The boos were aimed at new coach Andre Villas-Boas. Still winless in three games, the Portuguese came under fire for substituting the lively Jermain Defoe for Tom Huddlestone, in an attempt to shore up the Spurs midfield when the Lillywhites were 1-0 up with less than ten minutes to play. The move failed and anger was vented at the young manager. Damned if you do, damned if you don’t.

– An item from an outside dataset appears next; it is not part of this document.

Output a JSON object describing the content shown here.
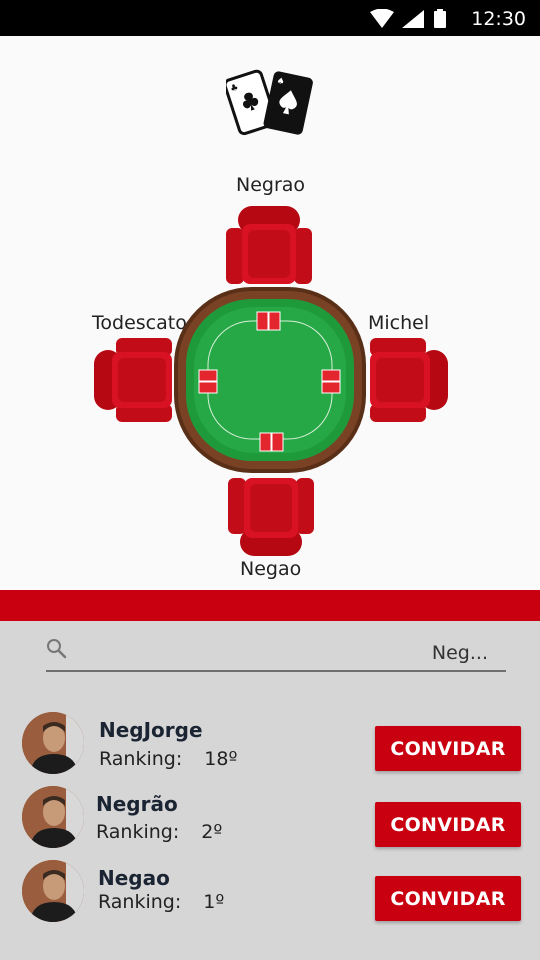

These fickle lot had conveniently forgotten that in the previous two games of this season, away to Newcastle and home to West Brom, Spurs played with their trademark swagger and were unlucky in both games not to take maximum points. Furthermore, this time last year, Spurs were still pulling their pants up after both Manchester clubs spanked them silly, resulting in nul points and an embarrassing goal difference of minus seven. Back then, the club was rudderless. However, signings were made, futures were resolved and the club went on to a fantastic 23 game run, with flickers of championship-winning performances along the way.
Since then, Harry Redknapp has gone, Ledley King retired, Luka Modric moved to Spain and Rafael Van Der Vaart returned to Hamburg. King’s and Modric’s futures were expected but it was a surprise to see Spurs sell Rafael Van Der Vaart so late in the transfer window.
The signing of Dempsey has been met with mixed responses. Whilst he lacks the Dutchman’s technical excellence and flair, the American is considerably more regimented than the free-spirited Van Der Vaart and has scored 36 goals in the last two seasons which makes him a more than capable fit in Villas-Boas’ preferred 4-3-3 system. With ex-club mate Moussa Dembele making an instant impression of scoring on his debut at the weekend, the pair should combine well at Spurs. They have been purchased in addition to Gyfil Sigurdsson and reigning Eredivisie player of the year, Jan Vertonghen, whilst Spurs have also signed French national team captain and goalkeeper Hugo Lloris from Lyon.
All those who shed a bitter tear at Redknapp’s departure must understand that Spurs are in the process of being overhauled. Patience is key. The coach must be given time – otherwise it is going to be a season to forget for Tottenham Hotspur.